So far this has been a World Cup of tactical understanding and physical prowess. By Sunday evening, it could be the World Cup of Kylian Mbappe.
France edged out Belgium in St Petersburg not with an Mbappe goal but, somewhat predictably, a header from a corner, courtesy of Samuel Umtiti.
Again somewhat predictably, this was a closely contested match that could really have gone either way. In the past two games of the respective teams, Belgium were ultimately better organised and, with all due respect, luckier than Japan and Brazil.
It has been the same story for France; they ruthlessly exploited a weak Argentina - although still conceded three goals - and edged past a stubborn Uruguay thanks to another set-piece goal and a goalkeeping howler.
Between them they have laid waste to South America's brightest hopes, leaving many of the continent's pundits bemoaning their sides' lack of European know-how.
"We still have the Messis and Neymars," says Jorge Valdano, a world champion with Argentina in 1986, "but for the first time in a decade, the physical aspect imposed itself on the technical aspect and the collective aspect on the individual aspect.
"That is why the middle classes, like Sweden and Russia, reached the quarter-finals."
And it is why France and Belgium, two vastly more talented nations, went one step further. When they faced off on Tuesday night, the game, which was enjoyable and full of chances, followed a predictable pattern; there was bright attacking play from some of the fine individuals on show, but ultimately this was a structured game where both defences - and their goalkeepers - held up well.
Umtiti out-jumped Marouane Fellaini at a corner six minutes into the second half and that was the difference.
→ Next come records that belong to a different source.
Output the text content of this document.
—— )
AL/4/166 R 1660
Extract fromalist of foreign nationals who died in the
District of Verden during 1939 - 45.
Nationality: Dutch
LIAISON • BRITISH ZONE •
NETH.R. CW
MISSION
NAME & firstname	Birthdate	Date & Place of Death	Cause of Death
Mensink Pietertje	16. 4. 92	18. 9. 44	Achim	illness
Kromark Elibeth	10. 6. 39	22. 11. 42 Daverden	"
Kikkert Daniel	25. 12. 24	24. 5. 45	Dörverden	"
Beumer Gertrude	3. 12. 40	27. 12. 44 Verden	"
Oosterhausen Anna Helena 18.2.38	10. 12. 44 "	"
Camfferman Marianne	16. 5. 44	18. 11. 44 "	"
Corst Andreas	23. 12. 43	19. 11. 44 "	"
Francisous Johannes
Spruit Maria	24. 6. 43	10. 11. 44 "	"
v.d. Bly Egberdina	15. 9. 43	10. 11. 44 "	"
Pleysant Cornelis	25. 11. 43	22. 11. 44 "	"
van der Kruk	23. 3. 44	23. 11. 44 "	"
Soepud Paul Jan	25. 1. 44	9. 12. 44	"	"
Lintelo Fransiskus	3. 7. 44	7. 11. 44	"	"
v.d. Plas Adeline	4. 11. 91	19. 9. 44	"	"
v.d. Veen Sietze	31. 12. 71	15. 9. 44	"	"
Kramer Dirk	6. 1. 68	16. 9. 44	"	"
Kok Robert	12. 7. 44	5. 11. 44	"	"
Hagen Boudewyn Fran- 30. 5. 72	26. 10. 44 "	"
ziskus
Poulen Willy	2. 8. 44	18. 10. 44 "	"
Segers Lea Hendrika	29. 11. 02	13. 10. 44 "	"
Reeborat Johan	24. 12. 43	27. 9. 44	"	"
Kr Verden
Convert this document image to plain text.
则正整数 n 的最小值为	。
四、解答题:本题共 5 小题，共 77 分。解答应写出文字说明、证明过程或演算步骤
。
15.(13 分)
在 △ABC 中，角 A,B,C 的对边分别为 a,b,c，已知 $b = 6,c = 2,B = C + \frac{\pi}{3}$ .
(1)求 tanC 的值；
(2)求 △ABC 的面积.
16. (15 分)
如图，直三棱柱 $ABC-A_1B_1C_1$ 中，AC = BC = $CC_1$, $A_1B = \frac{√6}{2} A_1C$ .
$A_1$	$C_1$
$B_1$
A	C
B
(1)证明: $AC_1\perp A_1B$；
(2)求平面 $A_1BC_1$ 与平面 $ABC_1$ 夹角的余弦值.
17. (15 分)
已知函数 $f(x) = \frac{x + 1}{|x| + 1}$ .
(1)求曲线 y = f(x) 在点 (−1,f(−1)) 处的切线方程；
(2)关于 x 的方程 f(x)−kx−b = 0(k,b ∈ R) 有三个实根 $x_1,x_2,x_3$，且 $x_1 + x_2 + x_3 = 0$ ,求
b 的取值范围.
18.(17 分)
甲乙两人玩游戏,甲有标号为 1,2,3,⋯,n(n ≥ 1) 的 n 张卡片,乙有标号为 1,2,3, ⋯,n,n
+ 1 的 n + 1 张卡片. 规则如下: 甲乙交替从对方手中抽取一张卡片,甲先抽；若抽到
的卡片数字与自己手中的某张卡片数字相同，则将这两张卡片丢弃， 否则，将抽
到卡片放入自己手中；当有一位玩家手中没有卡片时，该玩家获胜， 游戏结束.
The European teams that have arrived to the last four have relied on these fine margins; Croatia have won on penalties twice, England have done it once, and have made hay at set-pieces all summer.
But while Valdano and South America can still lay claim to Messi and Neymar, Europe has Mbappe.
He was not the difference maker here but his numerous interventions leave you with the feeling that he will be, at some point. Maybe after such a tight World Cup we are merely hoping for this to be the case, a superstar we can hail and hashtag.
But he has shown that he can really explode, and when he does it will be something truly special. He 'arrived' against Argentina, his breathtaking pace cutting Messi's men to bits, but found himself shackled by Uruguay, by far the most organised South American side, at every level.
Against Belgium the 19-year-old was something in between; not quite the Argentina highs, but certainly not the Uruguay lows.
His pace - or even the threat of it - had Belgium on the back-foot throughout, the fans in the stands on their feet, but the impudent flick that put Olivier Giroud through on goal moments after Umtiti's opener showed that there is more to his game, that he does not simply need space to run into to kill you.
At times he was guilty of picking the wrong pass - twice on the break he switched the play when he really could have burned his man and caused damage far closer to the box - but he is the individual, in this most collective of World Cups, who will most concern whoever faces France in Moscow on Sunday.
Both England and Croatia follow the blueprint of well-drilled European sides and it will surely be another tight match in the Russian capital, especially with so much at stake.
There's a fair chance that it will be another set-piece, or a penalty shoot-out, that will decide it. But with Mbappe on the pitch, there is always a sense that something truly remarkable could happen at any moment.
Plenty expected France to flounder in Russia, given their relative lack of flair when the talent of their players is taken into account, but their discipline and organisation, the traits that had been overlooked as we focused on what they do not have, have proven to be more than enough to get them this far.
Two years ago they got to the final of the European Championship against Portugal on home soil but looked uninspired, frozen almost, and a long-range Eder goal proved to be the fine margin. It was what France did not have that cost them.
But they did not have Mbappe then, and now they do.